Figure 3 (a) is a view showing a conventional three-piece lower lid, seam coupled to the A portion to the flange formed by the above-described flanging process. However, in the case of a conventional three-piece can, it is difficult to use a beverage can having a self-cooling function. This is because they are not joined to join the refrigerant cylinder.

Here, a beverage can having a self-cooling function means that a refrigerant container is accommodated in the beverage can and ejects the refrigerant from the refrigerant container at one time, thereby rapidly cooling the beverage around the refrigerant container by rapid vaporization of the cold inside. . The vaporizer is used to blow out the refrigerant in the refrigerant container into the atmosphere, but the conventional bottom part is not easy to mount the vaporizer.

Fig. 3B is a view showing a bottom portion according to the present invention, wherein a coolant cylinder accommodating portion 21 and a vaporizer accommodating portion 31 are formed in the bottom portion according to the present invention. Therefore, it is easy to mount the refrigerant container on the bottom portion 40, and also convenient to seam.

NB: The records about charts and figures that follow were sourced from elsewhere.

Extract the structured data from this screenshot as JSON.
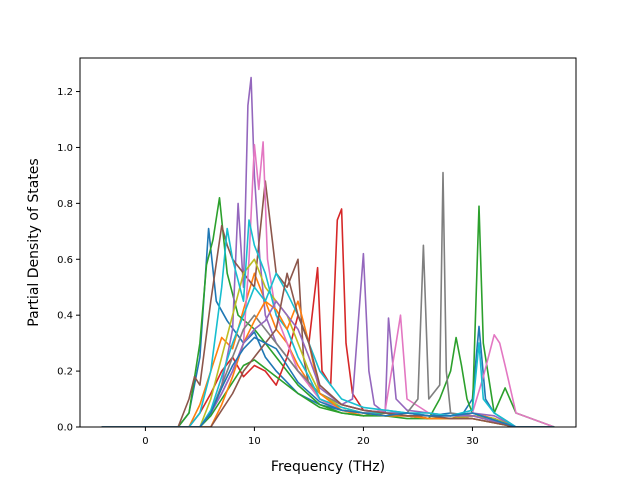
{
  "chart_data": {
    "type": "line",
    "xlabel": "Frequency (THz)",
    "ylabel": "Partial Density of States",
    "xlim": [
      -6.0,
      39.5
    ],
    "ylim": [
      0.0,
      1.32
    ],
    "xticks": [
      0,
      10,
      20,
      30
    ],
    "yticks": [
      0.0,
      0.2,
      0.4,
      0.6,
      0.8,
      1.0,
      1.2
    ],
    "xtick_labels": [
      "0",
      "10",
      "20",
      "30"
    ],
    "ytick_labels": [
      "0.0",
      "0.2",
      "0.4",
      "0.6",
      "0.8",
      "1.0",
      "1.2"
    ],
    "grid": false,
    "colors": [
      "#1f77b4",
      "#ff7f0e",
      "#2ca02c",
      "#d62728",
      "#9467bd",
      "#8c564b",
      "#e377c2",
      "#7f7f7f",
      "#bcbd22",
      "#17becf"
    ],
    "series": [
      {
        "color": "#1f77b4",
        "x": [
          -4,
          3,
          4,
          5,
          5.8,
          6.5,
          7.5,
          9,
          10,
          11,
          12,
          14,
          16,
          18,
          20,
          22,
          24,
          26,
          28,
          29,
          30,
          30.6,
          31.2,
          32,
          34,
          37.5
        ],
        "y": [
          0,
          0,
          0.05,
          0.25,
          0.71,
          0.45,
          0.38,
          0.3,
          0.34,
          0.25,
          0.2,
          0.12,
          0.08,
          0.06,
          0.05,
          0.06,
          0.05,
          0.04,
          0.05,
          0.04,
          0.1,
          0.36,
          0.1,
          0.05,
          0,
          0
        ]
      },
      {
        "color": "#ff7f0e",
        "x": [
          -4,
          4,
          5,
          6,
          7,
          8,
          9,
          10,
          11,
          12,
          13,
          14,
          16,
          18,
          20,
          22,
          24,
          26,
          28,
          30,
          32,
          34,
          37.5
        ],
        "y": [
          0,
          0,
          0.08,
          0.2,
          0.32,
          0.28,
          0.42,
          0.55,
          0.45,
          0.35,
          0.3,
          0.22,
          0.1,
          0.06,
          0.04,
          0.05,
          0.04,
          0.03,
          0.03,
          0.05,
          0.03,
          0,
          0
        ]
      },
      {
        "color": "#2ca02c",
        "x": [
          -4,
          3,
          4,
          5,
          5.6,
          6.2,
          6.8,
          7.5,
          8.5,
          10,
          11,
          12,
          14,
          16,
          18,
          20,
          22,
          24,
          26,
          27,
          28,
          28.5,
          29,
          29.5,
          30,
          30.6,
          31,
          32,
          33,
          34,
          37.5
        ],
        "y": [
          0,
          0,
          0.05,
          0.3,
          0.58,
          0.67,
          0.82,
          0.55,
          0.4,
          0.35,
          0.3,
          0.25,
          0.15,
          0.08,
          0.05,
          0.04,
          0.05,
          0.04,
          0.03,
          0.1,
          0.2,
          0.32,
          0.22,
          0.1,
          0.05,
          0.79,
          0.3,
          0.05,
          0.14,
          0.05,
          0
        ]
      },
      {
        "color": "#d62728",
        "x": [
          -4,
          4,
          5,
          6,
          7,
          8,
          9,
          10,
          11,
          12,
          13,
          14,
          15,
          15.8,
          16.2,
          17,
          17.6,
          18,
          18.4,
          19,
          20,
          22,
          24,
          26,
          28,
          30,
          32,
          34,
          37.5
        ],
        "y": [
          0,
          0,
          0.05,
          0.12,
          0.2,
          0.25,
          0.18,
          0.22,
          0.2,
          0.15,
          0.25,
          0.4,
          0.3,
          0.57,
          0.2,
          0.15,
          0.74,
          0.78,
          0.3,
          0.12,
          0.06,
          0.05,
          0.04,
          0.03,
          0.03,
          0.04,
          0.03,
          0,
          0
        ]
      },
      {
        "color": "#9467bd",
        "x": [
          -4,
          5,
          6,
          7,
          8,
          8.5,
          9,
          9.4,
          9.7,
          10,
          10.5,
          11,
          12,
          14,
          16,
          18,
          19,
          20,
          20.5,
          21,
          22,
          22.3,
          23,
          24,
          26,
          28,
          30,
          32,
          34,
          37.5
        ],
        "y": [
          0,
          0,
          0.05,
          0.15,
          0.35,
          0.8,
          0.5,
          1.15,
          1.25,
          0.9,
          0.6,
          0.4,
          0.3,
          0.2,
          0.12,
          0.08,
          0.1,
          0.62,
          0.2,
          0.08,
          0.05,
          0.39,
          0.1,
          0.06,
          0.05,
          0.04,
          0.05,
          0.04,
          0,
          0
        ]
      },
      {
        "color": "#8c564b",
        "x": [
          -4,
          3,
          4,
          4.5,
          5,
          6,
          7,
          7.5,
          8,
          9,
          10,
          11,
          12,
          13,
          14,
          14.5,
          15,
          16,
          18,
          20,
          22,
          24,
          26,
          28,
          30,
          32,
          34,
          37.5
        ],
        "y": [
          0,
          0,
          0.1,
          0.18,
          0.15,
          0.45,
          0.72,
          0.65,
          0.6,
          0.55,
          0.5,
          0.88,
          0.55,
          0.5,
          0.6,
          0.25,
          0.15,
          0.1,
          0.06,
          0.05,
          0.04,
          0.04,
          0.03,
          0.03,
          0.04,
          0.03,
          0,
          0
        ]
      },
      {
        "color": "#e377c2",
        "x": [
          -4,
          5,
          6,
          7,
          8,
          9,
          9.5,
          10,
          10.4,
          10.8,
          11.2,
          12,
          13,
          14,
          16,
          18,
          20,
          22,
          23,
          23.4,
          24,
          26,
          28,
          30,
          31,
          32,
          32.5,
          33,
          34,
          37.5
        ],
        "y": [
          0,
          0,
          0.05,
          0.12,
          0.2,
          0.3,
          0.6,
          1.01,
          0.85,
          1.02,
          0.6,
          0.4,
          0.3,
          0.2,
          0.1,
          0.06,
          0.05,
          0.06,
          0.3,
          0.4,
          0.1,
          0.05,
          0.04,
          0.05,
          0.18,
          0.33,
          0.3,
          0.22,
          0.05,
          0
        ]
      },
      {
        "color": "#7f7f7f",
        "x": [
          -4,
          5,
          6,
          7,
          8,
          9,
          10,
          11,
          12,
          14,
          16,
          18,
          20,
          22,
          24,
          25,
          25.5,
          26,
          27,
          27.3,
          27.6,
          28,
          30,
          32,
          34,
          37.5
        ],
        "y": [
          0,
          0,
          0.05,
          0.15,
          0.25,
          0.35,
          0.4,
          0.35,
          0.3,
          0.2,
          0.12,
          0.08,
          0.06,
          0.05,
          0.05,
          0.1,
          0.65,
          0.1,
          0.15,
          0.91,
          0.2,
          0.05,
          0.04,
          0.03,
          0,
          0
        ]
      },
      {
        "color": "#bcbd22",
        "x": [
          -4,
          5,
          6,
          7,
          8,
          9,
          10,
          11,
          12,
          13,
          14,
          15,
          16,
          18,
          20,
          22,
          24,
          26,
          28,
          30,
          32,
          34,
          37.5
        ],
        "y": [
          0,
          0,
          0.1,
          0.25,
          0.4,
          0.55,
          0.6,
          0.5,
          0.45,
          0.4,
          0.3,
          0.2,
          0.12,
          0.07,
          0.05,
          0.04,
          0.04,
          0.03,
          0.03,
          0.04,
          0.03,
          0,
          0
        ]
      },
      {
        "color": "#17becf",
        "x": [
          -4,
          4,
          5,
          6,
          7,
          7.5,
          8,
          9,
          9.5,
          10,
          11,
          12,
          13,
          14,
          15,
          16,
          18,
          20,
          22,
          24,
          26,
          28,
          30,
          30.6,
          31,
          32,
          34,
          37.5
        ],
        "y": [
          0,
          0,
          0.05,
          0.2,
          0.5,
          0.71,
          0.6,
          0.45,
          0.74,
          0.65,
          0.55,
          0.4,
          0.35,
          0.25,
          0.18,
          0.1,
          0.07,
          0.05,
          0.05,
          0.05,
          0.04,
          0.04,
          0.06,
          0.3,
          0.1,
          0.05,
          0,
          0
        ]
      },
      {
        "color": "#2ca02c",
        "x": [
          -4,
          5,
          6,
          7,
          8,
          9,
          10,
          12,
          14,
          16,
          18,
          20,
          22,
          24,
          26,
          28,
          30,
          34,
          37.5
        ],
        "y": [
          0,
          0,
          0.04,
          0.1,
          0.16,
          0.22,
          0.24,
          0.18,
          0.12,
          0.07,
          0.05,
          0.04,
          0.04,
          0.03,
          0.03,
          0.03,
          0.03,
          0,
          0
        ]
      },
      {
        "color": "#ff7f0e",
        "x": [
          -4,
          6,
          7,
          8,
          9,
          10,
          11,
          12,
          13,
          14,
          15,
          16,
          18,
          20,
          22,
          24,
          26,
          28,
          30,
          34,
          37.5
        ],
        "y": [
          0,
          0,
          0.08,
          0.18,
          0.3,
          0.38,
          0.45,
          0.42,
          0.35,
          0.45,
          0.3,
          0.12,
          0.06,
          0.05,
          0.04,
          0.04,
          0.03,
          0.03,
          0.03,
          0,
          0
        ]
      },
      {
        "color": "#9467bd",
        "x": [
          -4,
          5,
          6,
          7,
          8,
          9,
          10,
          11,
          12,
          13,
          14,
          15,
          16,
          18,
          20,
          22,
          24,
          26,
          28,
          30,
          34,
          37.5
        ],
        "y": [
          0,
          0,
          0.05,
          0.12,
          0.2,
          0.3,
          0.35,
          0.38,
          0.45,
          0.4,
          0.35,
          0.25,
          0.14,
          0.08,
          0.06,
          0.05,
          0.05,
          0.04,
          0.04,
          0.04,
          0,
          0
        ]
      },
      {
        "color": "#17becf",
        "x": [
          -4,
          5,
          6,
          7,
          8,
          9,
          10,
          11,
          12,
          13,
          14,
          16,
          18,
          20,
          22,
          24,
          26,
          28,
          30,
          34,
          37.5
        ],
        "y": [
          0,
          0,
          0.06,
          0.18,
          0.3,
          0.4,
          0.5,
          0.45,
          0.55,
          0.48,
          0.4,
          0.2,
          0.1,
          0.07,
          0.06,
          0.05,
          0.05,
          0.04,
          0.05,
          0,
          0
        ]
      },
      {
        "color": "#8c564b",
        "x": [
          -4,
          6,
          7,
          8,
          9,
          10,
          11,
          12,
          13,
          14,
          15,
          16,
          18,
          20,
          22,
          24,
          26,
          28,
          30,
          34,
          37.5
        ],
        "y": [
          0,
          0,
          0.06,
          0.12,
          0.2,
          0.25,
          0.3,
          0.35,
          0.55,
          0.4,
          0.3,
          0.15,
          0.08,
          0.06,
          0.05,
          0.04,
          0.04,
          0.03,
          0.03,
          0,
          0
        ]
      },
      {
        "color": "#1f77b4",
        "x": [
          -4,
          5,
          6,
          7,
          8,
          9,
          10,
          11,
          12,
          13,
          14,
          16,
          18,
          20,
          22,
          24,
          26,
          28,
          30,
          34,
          37.5
        ],
        "y": [
          0,
          0,
          0.05,
          0.14,
          0.22,
          0.28,
          0.32,
          0.3,
          0.28,
          0.22,
          0.16,
          0.09,
          0.06,
          0.05,
          0.04,
          0.05,
          0.04,
          0.04,
          0.05,
          0,
          0
        ]
      }
    ]
  }
}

FIG. 4 is a schematic view illustrating a coupling state of a cooling can using a three-piece can, and the internal structure of the vaporizer 30 is not illustrated in detail, and only the coupling state may be represented. The refrigerant container 20 is accommodated in the refrigerant container accommodating part 21 formed in the bottom part 40, and the vaporizer 30 is accommodated in the vaporizer vaporizer part 31. Therefore, in the case of using the bottom according to the present invention, it is easy to mount the refrigerant cylinder, and seaming is also easy.

By the three-piece can according to the present invention, the contents of beer, cola, etc. can be entered into the three-piece can, and the production speed is also faster than the conventional three-piece can. In addition, there is an effect that facilitates the production of beverage cans having a self-cooling function.

Claims (2)

Trimming the lower part of the torso of the two-piece can consisting of an upper part and a torso; Performing necking on the trimmed torso; Flanging the necked portion; A method of manufacturing a three-piece can for a self-cooling container, comprising: seaming a bottom portion. The method of claim 1, A method of manufacturing a three-piece can for a self-cooling container, characterized in that a spray pipe frame is formed at the center of the bottom portion and a coolant container accommodation portion for crimping a coolant box is formed at an outer circumference of the blower pipe frame.